I went to Burning Man once. I tossed a molotov cocktail into the desert pitch and jumped on a lot of trampolines. I hear that people bring their children now. Usually, I don't like kids I don't know. They're supposed to live a separate life from me. We don't really have to share the world until they get a little older and become better qualified than I am to do anything I might like to try. Until then, they should keep to themselves, programming in C++ or whatever kids do for fun these days.

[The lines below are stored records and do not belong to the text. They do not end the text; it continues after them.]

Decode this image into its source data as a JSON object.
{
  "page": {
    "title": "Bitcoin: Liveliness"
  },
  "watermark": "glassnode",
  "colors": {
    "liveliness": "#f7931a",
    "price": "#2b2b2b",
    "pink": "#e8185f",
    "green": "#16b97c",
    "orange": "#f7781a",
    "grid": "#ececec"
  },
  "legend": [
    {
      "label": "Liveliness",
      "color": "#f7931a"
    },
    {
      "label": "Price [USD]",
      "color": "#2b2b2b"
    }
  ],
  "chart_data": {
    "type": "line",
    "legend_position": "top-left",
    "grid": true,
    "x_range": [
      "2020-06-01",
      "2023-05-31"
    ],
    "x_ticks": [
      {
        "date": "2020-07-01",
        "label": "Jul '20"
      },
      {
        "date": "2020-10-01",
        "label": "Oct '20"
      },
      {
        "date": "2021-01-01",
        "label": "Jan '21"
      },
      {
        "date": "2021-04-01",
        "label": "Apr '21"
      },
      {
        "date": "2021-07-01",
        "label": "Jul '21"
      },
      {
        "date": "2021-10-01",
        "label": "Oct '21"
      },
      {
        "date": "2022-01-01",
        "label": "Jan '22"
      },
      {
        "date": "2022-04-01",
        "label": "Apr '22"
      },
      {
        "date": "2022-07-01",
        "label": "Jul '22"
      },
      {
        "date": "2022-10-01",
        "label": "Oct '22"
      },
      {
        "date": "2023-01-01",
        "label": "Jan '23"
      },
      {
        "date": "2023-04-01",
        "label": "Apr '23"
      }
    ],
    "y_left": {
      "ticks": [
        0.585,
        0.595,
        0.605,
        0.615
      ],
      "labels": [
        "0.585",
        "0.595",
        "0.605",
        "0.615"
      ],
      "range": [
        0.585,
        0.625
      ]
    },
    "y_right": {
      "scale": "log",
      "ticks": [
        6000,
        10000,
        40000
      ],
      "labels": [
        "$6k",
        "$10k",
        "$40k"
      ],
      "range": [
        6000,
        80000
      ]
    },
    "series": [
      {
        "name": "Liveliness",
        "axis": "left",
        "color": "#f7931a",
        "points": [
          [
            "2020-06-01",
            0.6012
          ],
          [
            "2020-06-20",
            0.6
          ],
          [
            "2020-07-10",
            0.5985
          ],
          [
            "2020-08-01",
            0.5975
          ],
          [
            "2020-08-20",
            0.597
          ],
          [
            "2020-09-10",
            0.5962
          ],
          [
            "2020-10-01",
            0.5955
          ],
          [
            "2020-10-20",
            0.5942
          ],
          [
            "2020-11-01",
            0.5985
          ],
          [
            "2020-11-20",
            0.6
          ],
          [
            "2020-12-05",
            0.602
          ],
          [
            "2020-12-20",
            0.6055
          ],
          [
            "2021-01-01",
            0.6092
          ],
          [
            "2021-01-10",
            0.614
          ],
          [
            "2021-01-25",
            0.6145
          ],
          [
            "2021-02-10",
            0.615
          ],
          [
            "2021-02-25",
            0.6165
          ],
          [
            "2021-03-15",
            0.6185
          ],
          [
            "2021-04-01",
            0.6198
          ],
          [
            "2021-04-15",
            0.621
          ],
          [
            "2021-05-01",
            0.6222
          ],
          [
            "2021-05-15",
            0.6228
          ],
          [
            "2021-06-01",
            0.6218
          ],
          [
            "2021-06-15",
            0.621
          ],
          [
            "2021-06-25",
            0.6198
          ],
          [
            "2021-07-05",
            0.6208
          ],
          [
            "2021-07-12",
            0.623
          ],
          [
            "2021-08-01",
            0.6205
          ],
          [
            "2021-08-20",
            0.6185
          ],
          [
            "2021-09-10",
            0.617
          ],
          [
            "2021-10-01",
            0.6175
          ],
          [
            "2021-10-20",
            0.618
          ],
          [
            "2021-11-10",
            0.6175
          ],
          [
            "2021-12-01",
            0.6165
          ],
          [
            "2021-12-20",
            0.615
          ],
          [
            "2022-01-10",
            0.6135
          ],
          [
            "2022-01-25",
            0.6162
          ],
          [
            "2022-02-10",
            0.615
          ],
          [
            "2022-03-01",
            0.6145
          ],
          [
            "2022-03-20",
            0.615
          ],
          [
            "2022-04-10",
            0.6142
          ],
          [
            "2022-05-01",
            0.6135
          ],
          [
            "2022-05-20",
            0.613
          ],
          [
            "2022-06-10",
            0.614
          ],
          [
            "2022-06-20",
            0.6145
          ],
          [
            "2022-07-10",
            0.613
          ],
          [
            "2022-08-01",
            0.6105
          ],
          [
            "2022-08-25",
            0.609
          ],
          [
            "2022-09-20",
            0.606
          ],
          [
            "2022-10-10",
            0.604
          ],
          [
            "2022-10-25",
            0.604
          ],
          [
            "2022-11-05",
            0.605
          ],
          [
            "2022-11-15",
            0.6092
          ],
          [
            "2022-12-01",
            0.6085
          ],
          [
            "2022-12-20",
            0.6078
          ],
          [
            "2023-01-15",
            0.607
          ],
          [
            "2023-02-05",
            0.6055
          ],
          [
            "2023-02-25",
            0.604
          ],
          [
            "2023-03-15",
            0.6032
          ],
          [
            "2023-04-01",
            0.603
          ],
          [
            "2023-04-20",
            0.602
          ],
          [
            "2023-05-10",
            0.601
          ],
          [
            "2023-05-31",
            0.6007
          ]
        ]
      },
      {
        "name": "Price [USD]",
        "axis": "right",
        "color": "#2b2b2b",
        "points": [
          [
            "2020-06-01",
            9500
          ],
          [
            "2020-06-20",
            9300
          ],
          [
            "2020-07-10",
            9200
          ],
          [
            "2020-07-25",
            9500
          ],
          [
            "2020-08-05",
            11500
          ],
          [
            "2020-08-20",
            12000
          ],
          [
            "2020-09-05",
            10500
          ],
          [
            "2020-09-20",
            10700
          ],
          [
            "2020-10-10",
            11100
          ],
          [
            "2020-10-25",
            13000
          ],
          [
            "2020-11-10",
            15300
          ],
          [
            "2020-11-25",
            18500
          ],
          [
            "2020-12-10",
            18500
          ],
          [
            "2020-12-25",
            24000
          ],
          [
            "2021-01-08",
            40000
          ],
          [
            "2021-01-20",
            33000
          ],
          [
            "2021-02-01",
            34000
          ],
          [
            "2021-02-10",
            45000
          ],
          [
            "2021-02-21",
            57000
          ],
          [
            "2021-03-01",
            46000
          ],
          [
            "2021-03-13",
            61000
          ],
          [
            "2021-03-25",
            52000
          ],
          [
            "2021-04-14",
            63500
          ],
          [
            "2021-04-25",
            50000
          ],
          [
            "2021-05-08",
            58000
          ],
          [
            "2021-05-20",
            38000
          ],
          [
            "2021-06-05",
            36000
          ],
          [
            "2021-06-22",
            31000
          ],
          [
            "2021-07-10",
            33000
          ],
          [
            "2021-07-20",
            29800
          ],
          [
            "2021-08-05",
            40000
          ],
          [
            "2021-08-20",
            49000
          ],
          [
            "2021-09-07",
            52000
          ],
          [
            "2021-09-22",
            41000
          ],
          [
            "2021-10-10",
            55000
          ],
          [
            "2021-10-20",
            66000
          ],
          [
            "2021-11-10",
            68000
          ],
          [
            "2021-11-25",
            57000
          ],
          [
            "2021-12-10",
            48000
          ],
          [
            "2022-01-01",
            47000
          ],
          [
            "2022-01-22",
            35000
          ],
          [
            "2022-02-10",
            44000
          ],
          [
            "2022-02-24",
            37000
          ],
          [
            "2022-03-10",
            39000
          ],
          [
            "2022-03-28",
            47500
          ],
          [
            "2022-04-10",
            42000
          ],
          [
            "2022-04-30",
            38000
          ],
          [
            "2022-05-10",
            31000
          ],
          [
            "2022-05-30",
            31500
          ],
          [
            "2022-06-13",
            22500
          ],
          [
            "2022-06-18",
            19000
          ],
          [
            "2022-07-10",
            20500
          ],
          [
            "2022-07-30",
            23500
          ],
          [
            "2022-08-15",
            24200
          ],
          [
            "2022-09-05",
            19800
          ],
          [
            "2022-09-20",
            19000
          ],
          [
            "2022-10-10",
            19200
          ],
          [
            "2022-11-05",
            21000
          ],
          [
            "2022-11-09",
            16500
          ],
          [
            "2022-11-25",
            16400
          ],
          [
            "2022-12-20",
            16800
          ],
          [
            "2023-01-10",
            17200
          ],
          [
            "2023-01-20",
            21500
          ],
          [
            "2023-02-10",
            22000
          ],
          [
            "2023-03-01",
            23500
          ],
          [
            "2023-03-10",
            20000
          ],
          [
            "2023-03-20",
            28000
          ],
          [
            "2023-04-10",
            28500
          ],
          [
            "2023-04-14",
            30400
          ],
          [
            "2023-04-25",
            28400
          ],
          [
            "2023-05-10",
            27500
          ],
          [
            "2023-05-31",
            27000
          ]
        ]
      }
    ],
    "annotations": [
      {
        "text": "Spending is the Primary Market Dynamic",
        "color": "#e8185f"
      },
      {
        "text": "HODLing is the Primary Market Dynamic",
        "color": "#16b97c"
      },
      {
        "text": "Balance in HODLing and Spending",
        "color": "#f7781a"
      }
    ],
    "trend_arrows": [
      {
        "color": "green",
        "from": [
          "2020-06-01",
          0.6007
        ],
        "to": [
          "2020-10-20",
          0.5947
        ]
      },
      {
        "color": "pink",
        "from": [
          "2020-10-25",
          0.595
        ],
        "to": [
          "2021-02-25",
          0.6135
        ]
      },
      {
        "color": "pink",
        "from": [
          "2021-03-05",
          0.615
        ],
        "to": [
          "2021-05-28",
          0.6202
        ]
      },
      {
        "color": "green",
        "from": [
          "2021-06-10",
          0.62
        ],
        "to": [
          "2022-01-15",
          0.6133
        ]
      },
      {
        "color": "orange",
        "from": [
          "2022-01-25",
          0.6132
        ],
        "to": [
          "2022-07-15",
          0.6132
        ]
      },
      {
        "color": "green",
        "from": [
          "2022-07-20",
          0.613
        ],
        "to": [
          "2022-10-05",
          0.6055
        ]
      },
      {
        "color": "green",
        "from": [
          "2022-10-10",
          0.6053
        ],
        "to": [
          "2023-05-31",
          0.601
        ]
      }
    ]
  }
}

That's the albatross. He doesn't want to be photographed. |
An ugly kid marched toward me dragging a tree trunk in a jagged, unpredictable line. My first thought was, "he's ugly; I don't like ugly kids." Hearing my thought, I chastised myself and demanded that I justify the brash opinion. "Why is the kid ugly? He's just a kid moving a dead tree." The kid started yelling for his father who was camped out on the seawall, probably unwilling to associate himself with such an ugly child. The kid yelled into the wind and I felt sand scouring my cheeks. His dad didn't move so the kid repeated his shrill yell, adding, "lookit, lookit, look, dad, look!"
I let myself off the hook, deciding that it was a visceral reaction and I should be grateful that I don't have kids. I would hate to ignore my own ugly child as he struggled to move the detritus of ancient rainforests directly into the path of solitary walkers who want nothing more than to pet a nice dog and avoid the hazards presented by ugly kids.